Als Teil-Etappe wird darin genannt, dass ab 2015 so gut wie keine Babies mehr mit dem HIV-Virus geboren werden sollen. Clinton äusserte sich im Vorfeld des Welt-Aids-Tages am Samstag.

Die wissenschaftlichen Fortschritte der vergangenen Jahrzehnte und ihre erfolgreiche Nutzung bei der Behandlung von HIV-Positiven habe es der Welt ermöglicht, im Kampf gegen die Verbreitung der Immunschwächekrankheit einen Wendepunkt zu erreichen, heisst es in Clintons Papier.

Mit antiretroviralen Medikamenten könne erreicht werden, dass HIV-positive Mütter ihre ungeborenen Kinder nicht infizierten, ebenso wenig wie stillende Mütter ihre Neugeborenen.

Optimale Behandlung sicherstellen

Derzeit sterben rund 1,7 Millionen Menschen jährlich an Aids und den Folgeerkrankungen. Neuinfektionen mit dem Aids-erregenden HI-Virus sind innerhalb eines Jahrzehnts um 19 Prozent zurückgegangen. Die Zahl der Aids-Toten ist seit dem Jahr 2005 um 26 Prozent gesunken.

Um die Wende im Kampf gegen Aids zu schaffen, müsse zunächst erreicht werden, dass jedes Jahr mehr Patienten in die Behandlung mit optimalen Medikamenten kämen als sich neu infizierten, erklärte Clinton.

"Wir werden die Pandemie dann überwinden und eine Generation ohne Aids gelangt in Sichtweite." Sie räumte aber zugleich ein, dass der Bereich der globalen Gesundheit voller grandioser Pläne sei, die dann am Ende nicht funktioniert hätten.

Noch immer viele Kinder infiziert

Der US-Global-Aids-Koordinator Eric Goosby sagte allerdings, derzeit würden jährlich noch rund 390'000 Kinder mit dem HI-Virus geboren, vor allem in Staaten in Afrika südlich der Sahara.
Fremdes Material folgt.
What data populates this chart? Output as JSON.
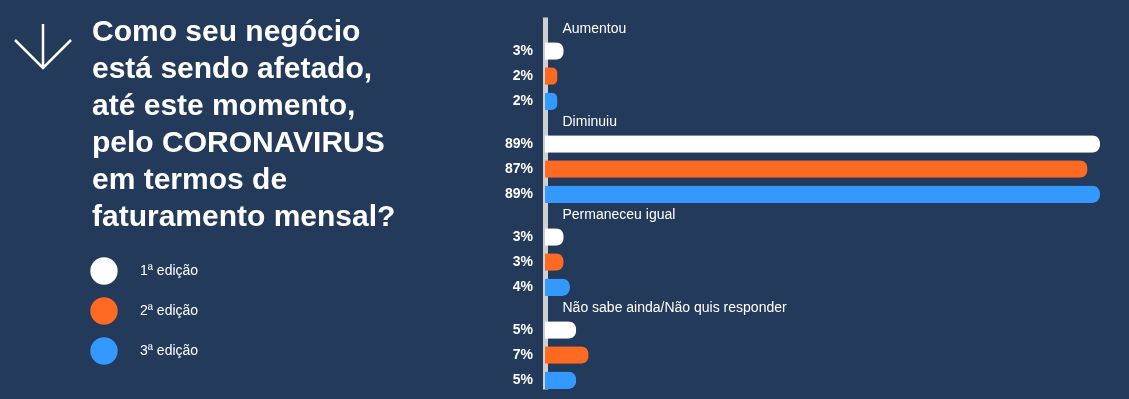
{
  "chart_data": {
    "type": "bar",
    "orientation": "horizontal",
    "title": "Como seu negócio está sendo afetado, até este momento, pelo CORONAVIRUS em termos de faturamento mensal?",
    "categories": [
      "Aumentou",
      "Diminuiu",
      "Permaneceu igual",
      "Não sabe ainda/Não quis responder"
    ],
    "series": [
      {
        "name": "1ª edição",
        "color": "#ffffff",
        "values": [
          3,
          89,
          3,
          5
        ],
        "value_labels": [
          "3%",
          "89%",
          "3%",
          "5%"
        ]
      },
      {
        "name": "2ª edição",
        "color": "#ff6a22",
        "values": [
          2,
          87,
          3,
          7
        ],
        "value_labels": [
          "2%",
          "87%",
          "3%",
          "7%"
        ]
      },
      {
        "name": "3ª edição",
        "color": "#3399ff",
        "values": [
          2,
          89,
          4,
          5
        ],
        "value_labels": [
          "2%",
          "89%",
          "4%",
          "5%"
        ]
      }
    ],
    "legend": "left",
    "grid": false
  }
}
Wenn Mütter eine Kombinationsbehandlung mit drei Medikamenten befolgten, sinke das Risiko der Übertragung auf ein Ungeborenes auf zwei Prozent.

Goosby äusserte die Hoffnung, die Zahl der Neugeborenen mit HIV-Infektion könne im Jahr 2015 auf unter 40'000 gesenkt werden.

Ihren Plan für eine "Generation ohne Aids" stellte Clinton Ende Juli auf der Welt-Aids-Konferenz in Washington vor, die erstmals seit 1990 wieder in den USA stattfand. Damals sagte sie weitere Finanzhilfen der USA in Höhe von 150 Millionen Dollar für den Kampf gegen Aids zu.